1.3.4 De bedrijfspromotor

De bedrijfspromotor zorgt voor de inhoudelijke begeleiding van de student. Hij beschikt

over de nodige kennis, ervaring en achtergrond om de stageopdracht in goede banen te

leiden. Hij heeft een sturende functie. De bedrijfspromotor durft de student taken op te

dragen. Hij geeft de student de kans om fouten te maken en hieruit te leren, maar stuurt

bij waar nodig.

De bedrijfspromotor ondersteunt de student. Hij is degene die vroegtijdig problemen

signaleert. Daartoe is het belangrijk dat de bedrijfspromotor duidelijk aangeeft wat van de

student wordt verwacht en feedback geeft als de student hieraan niet voldoet.

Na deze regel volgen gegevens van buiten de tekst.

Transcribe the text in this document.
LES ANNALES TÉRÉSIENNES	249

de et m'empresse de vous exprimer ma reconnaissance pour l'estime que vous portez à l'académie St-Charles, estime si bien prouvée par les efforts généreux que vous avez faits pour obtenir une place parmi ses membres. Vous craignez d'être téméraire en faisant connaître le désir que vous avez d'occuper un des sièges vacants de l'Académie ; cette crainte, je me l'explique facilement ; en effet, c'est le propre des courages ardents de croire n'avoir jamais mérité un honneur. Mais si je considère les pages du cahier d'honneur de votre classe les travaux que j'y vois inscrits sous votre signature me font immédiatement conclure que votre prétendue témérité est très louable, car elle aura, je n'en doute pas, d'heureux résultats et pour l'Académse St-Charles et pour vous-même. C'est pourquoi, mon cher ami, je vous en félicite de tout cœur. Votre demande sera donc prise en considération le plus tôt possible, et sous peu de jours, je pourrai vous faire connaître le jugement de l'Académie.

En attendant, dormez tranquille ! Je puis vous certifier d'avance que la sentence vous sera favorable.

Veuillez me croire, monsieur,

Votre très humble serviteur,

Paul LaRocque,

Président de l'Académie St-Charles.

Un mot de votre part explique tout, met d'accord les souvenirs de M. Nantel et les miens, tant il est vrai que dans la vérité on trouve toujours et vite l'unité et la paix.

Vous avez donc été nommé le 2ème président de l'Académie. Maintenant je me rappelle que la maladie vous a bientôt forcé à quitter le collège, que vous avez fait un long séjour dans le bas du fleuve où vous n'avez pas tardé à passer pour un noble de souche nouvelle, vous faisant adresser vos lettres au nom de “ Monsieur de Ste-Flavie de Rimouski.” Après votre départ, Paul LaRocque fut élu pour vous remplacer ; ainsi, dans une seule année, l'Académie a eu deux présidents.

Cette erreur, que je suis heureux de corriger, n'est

Om deze sturende en ondersteunende taak te vervullen, neemt de bedrijfspromotor de

verantwoordelijkheid voor de stage en de student op zich, wat ook betekent dat hij of zij

duidelijk bereikbaar en aanspreekbaar is op de werkplek. Hij heeft minstens wekelijks een

overleg met de student.

De bedrijfspromotor is ideaal gezien een ‘spin in het web’ en kent alle aspecten van het

werk of het bedrijf. Hij is dus niet alleen werkzaam op deeltaken of deelgebieden. Alleen

op die manier kan een begeleider ertoe bijdragen dat een student leert wat er speelt in het

veld.

Er mag tussen stagiair en bedrijfspromotor geen bloed- of aanverwantschap bestaan en dit

tot in de vierde graad.

1.3.5 De stagiair

De student is de belangrijkste speler. Hij voert zijn stageopdracht uit en onderhoudt

regelmatig contact met zijn stagebegeleider en met de bedrijfspromotor. Indien er zich

problemen zouden voordoen tijdens de stage, is het de verantwoordelijkheid van de

student om deze zo snel mogelijk te melden aan de stagebegeleider of stagecoördinator.

1.4 De stageopdracht

De student werkt aan een concreet onderwerp dat actueel is in het bedrijf en kan opgelost

worden door een student op het niveau van een bachelor. Het stageonderwerp sluit

immers aan bij één of meerdere competenties van de opleiding. Het stageonderwerp wordt

voorgesteld door de bedrijfspromotor en vastgelegd in samenspraak met de

stagecoördinator of stagebegeleider en de student.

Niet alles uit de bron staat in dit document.